After our performanc­e, my cousin and I were sitting at the pressed wood mahogany bar, on the tall stools, looking at each other in the smoked glass mirrors behind the bar. There were bottles of booze and glass shelves with beer and whiskey tumblers and upside-down wine glasses in case you wanted to step up your glass of Baby Duck. The adults were all smoking and drinking and misbehavin­g and my uncle Frank came over to the bar with Birdie.

She was the tallest woman I had ever seen, you know really elegant like the show girls who danced in feather costumes on the stages of Las Vegas. I couldn’t take my eyes off her. She had some kind of sexy magic I wanted to be close to. Everything seemed right about

her. Her hair done just so, and when she laughed the air around her sparkled with a quality I couldn’t quite describe yet. My cousin and I were painting our Frankenste­in figures, you know the kind of models that you put together with model glue and then you painted them and they glowed when you turned off the lights. Seemed like everything glowed in the dark that year. There were posters too, that you coloured with felt-tipped pens someone stole from Woolco. You’d stay up too late by yourself colouring at the table and no one cared because the adults were high or drunk or just checked out.

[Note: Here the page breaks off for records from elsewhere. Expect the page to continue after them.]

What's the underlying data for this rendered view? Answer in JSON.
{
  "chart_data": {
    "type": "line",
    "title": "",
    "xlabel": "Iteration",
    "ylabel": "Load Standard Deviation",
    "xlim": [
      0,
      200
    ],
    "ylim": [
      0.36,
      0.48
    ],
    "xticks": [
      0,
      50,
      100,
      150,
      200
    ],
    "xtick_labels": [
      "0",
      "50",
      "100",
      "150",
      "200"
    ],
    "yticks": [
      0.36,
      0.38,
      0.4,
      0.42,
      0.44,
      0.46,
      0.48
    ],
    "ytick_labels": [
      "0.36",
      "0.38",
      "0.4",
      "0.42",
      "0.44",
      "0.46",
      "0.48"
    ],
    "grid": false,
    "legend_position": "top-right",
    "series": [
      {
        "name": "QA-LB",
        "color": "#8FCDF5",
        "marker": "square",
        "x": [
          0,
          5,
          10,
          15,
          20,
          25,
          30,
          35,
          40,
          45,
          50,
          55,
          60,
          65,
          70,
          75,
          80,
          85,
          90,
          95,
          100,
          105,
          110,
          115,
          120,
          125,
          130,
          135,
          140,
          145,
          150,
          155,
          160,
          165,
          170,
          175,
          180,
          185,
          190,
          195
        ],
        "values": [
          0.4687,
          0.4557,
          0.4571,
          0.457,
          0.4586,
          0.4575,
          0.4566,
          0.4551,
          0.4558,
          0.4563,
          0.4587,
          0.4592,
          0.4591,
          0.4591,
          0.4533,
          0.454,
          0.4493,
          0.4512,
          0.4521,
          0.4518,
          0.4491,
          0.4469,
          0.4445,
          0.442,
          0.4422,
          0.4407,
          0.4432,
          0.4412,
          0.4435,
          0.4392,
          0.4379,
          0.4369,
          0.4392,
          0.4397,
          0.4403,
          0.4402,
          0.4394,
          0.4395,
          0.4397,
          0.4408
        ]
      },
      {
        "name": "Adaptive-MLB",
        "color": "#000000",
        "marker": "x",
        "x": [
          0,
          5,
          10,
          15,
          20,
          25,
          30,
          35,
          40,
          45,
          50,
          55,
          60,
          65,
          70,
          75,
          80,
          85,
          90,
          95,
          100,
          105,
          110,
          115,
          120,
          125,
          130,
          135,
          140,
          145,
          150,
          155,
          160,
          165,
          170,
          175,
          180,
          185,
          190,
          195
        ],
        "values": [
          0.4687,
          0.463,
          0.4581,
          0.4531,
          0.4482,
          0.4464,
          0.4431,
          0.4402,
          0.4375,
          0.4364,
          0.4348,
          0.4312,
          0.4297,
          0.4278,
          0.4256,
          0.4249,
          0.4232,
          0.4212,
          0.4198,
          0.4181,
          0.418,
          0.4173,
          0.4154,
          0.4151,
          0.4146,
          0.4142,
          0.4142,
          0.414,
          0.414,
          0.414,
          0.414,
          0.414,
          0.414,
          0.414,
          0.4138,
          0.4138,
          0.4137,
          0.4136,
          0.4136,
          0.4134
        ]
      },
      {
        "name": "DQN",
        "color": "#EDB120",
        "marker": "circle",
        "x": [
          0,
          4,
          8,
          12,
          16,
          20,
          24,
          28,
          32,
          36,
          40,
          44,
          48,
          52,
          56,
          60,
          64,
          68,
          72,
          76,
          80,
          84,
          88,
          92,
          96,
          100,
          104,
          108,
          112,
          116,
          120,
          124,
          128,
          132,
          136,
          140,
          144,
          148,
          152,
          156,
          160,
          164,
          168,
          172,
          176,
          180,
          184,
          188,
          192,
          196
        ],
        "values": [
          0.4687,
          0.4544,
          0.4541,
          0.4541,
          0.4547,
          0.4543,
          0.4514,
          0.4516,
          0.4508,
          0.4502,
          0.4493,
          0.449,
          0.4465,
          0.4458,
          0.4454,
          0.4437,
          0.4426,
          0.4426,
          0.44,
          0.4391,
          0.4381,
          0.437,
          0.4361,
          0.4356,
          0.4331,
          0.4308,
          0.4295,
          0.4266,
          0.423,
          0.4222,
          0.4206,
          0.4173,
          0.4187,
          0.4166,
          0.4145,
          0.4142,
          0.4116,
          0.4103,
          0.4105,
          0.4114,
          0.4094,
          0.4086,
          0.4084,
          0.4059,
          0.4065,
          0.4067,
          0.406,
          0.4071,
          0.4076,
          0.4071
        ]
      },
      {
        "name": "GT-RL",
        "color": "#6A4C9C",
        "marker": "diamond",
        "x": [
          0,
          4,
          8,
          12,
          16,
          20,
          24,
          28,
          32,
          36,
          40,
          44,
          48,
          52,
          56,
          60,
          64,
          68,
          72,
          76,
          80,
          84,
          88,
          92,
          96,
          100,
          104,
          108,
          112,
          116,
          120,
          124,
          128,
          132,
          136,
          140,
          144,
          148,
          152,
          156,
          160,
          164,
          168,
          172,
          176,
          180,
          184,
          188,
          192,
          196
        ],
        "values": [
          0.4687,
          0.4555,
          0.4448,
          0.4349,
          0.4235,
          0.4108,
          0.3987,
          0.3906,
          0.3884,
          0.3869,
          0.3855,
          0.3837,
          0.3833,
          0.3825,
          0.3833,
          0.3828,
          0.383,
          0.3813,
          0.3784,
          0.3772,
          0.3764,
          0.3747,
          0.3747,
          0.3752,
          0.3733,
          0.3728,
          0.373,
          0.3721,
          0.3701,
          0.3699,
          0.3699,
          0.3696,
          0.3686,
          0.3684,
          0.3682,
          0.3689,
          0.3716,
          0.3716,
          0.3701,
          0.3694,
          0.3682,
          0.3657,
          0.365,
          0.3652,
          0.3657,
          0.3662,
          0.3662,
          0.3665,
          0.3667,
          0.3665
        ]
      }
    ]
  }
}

Birdie perched on the brown vinyl barstool beside me crossing her legs at the ankles. I felt like I was under a magic spell when she picked up my Frankenste­in and said, Frankie, Frankie needs a drink, to my uncle Carl who was so handsome, he even had a Marilyn Monroe goddam mole that’s how handsome he was with brown skin and black hair that swooped up in a wave just like Elvis. Sometimes on Saturdays he’d take me to the city market and we’d buy fresh crab and the kinds of vegetables you couldn’t find at Safeway. The floor of the market was concrete and it smelled like fish and cool air until you walked into the produce section and then it smelled fresh and green. After my uncle bought what he needed he’d take me to this one same stall every time where a woman with a kind smile and black hair would sell us small sweet kumquat oranges in a net bag made of green plastic.

Uncle Carl looked at Birdie and said, coming right up, pouring her rum and Coke into a silver mirrored glass and stabbing a maraschino cherry with a pink plastic sword and sliding the drink toward her in one smooth motion. She plucked that sword out of the glass and held the cherry in front of my mouth and she raised her eyebrows in that special inviting way that made me feel sweet and warm between my legs. I bit off half of the cherry, careful so it wouldn’t fall off the sword and she ate the rest of the firm, red fruit, handing me a wink before she slipped away from the bar, my gay uncle following her.